On the January evening, when the inspector introduced the staff at Generations Family Health Center, the nonprofit health group that would provide services at the school, visitors looked out of Zoom screens with cheerful smiles.
The plan was to have certified Generations therapists work in a room on the third floor of the school. Students can be referred by teachers or family members, or can come on their own, and therapy sessions are scheduled during school hours. Therapists would bill the insurance on a sliding scale, if necessary with federal funds, so that there would be no cost to the school and little or no cost to the families.
Then a chill entered the room as the board members began to sift through them with questions. The smiles of the visitors disappeared.
Would they advise students on birth control or abortion? (They wouldn’t give medical advice, but could discuss it if it arises.) If children were referred and didn’t want therapy, would they be forced to do it? (No.) Would students be seen by peers entering treatment, exposing them to ridicule and stigmatization? (Hopefully not.) Could they get therapy without their parents knowing?
Conceivable, yes, was the answer.
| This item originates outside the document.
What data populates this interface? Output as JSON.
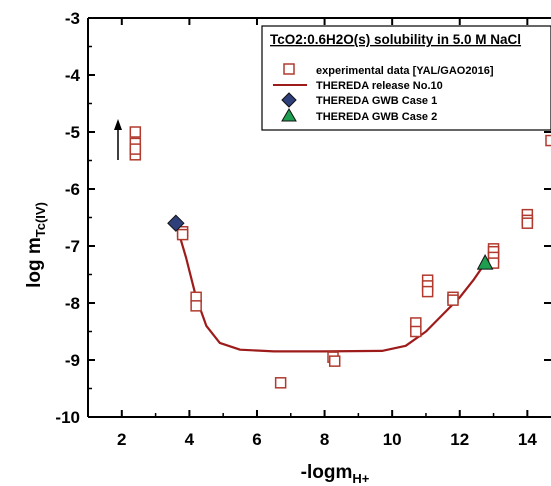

Under the law, Connecticut clinicians can, under limited circumstances, provide six sessions of mental health treatment to minors without parental consent – if the minor sought treatment, it was deemed clinically necessary and requiring parental notice would prevent the minor from receiving it .
This provision is rarely used; in the nearby town of Putnam, which has been home to a school mental health clinic for nine years treating hundreds of students, no child has ever been treated without parental consent, said Michael Morrill, a Putnam school board member.
But it was a major sticking point for Norm Ferron, one of Killingly’s board members, who said the arrangement “would give a student a lot more access to counseling without parental consent, and I’m not really excited about that.”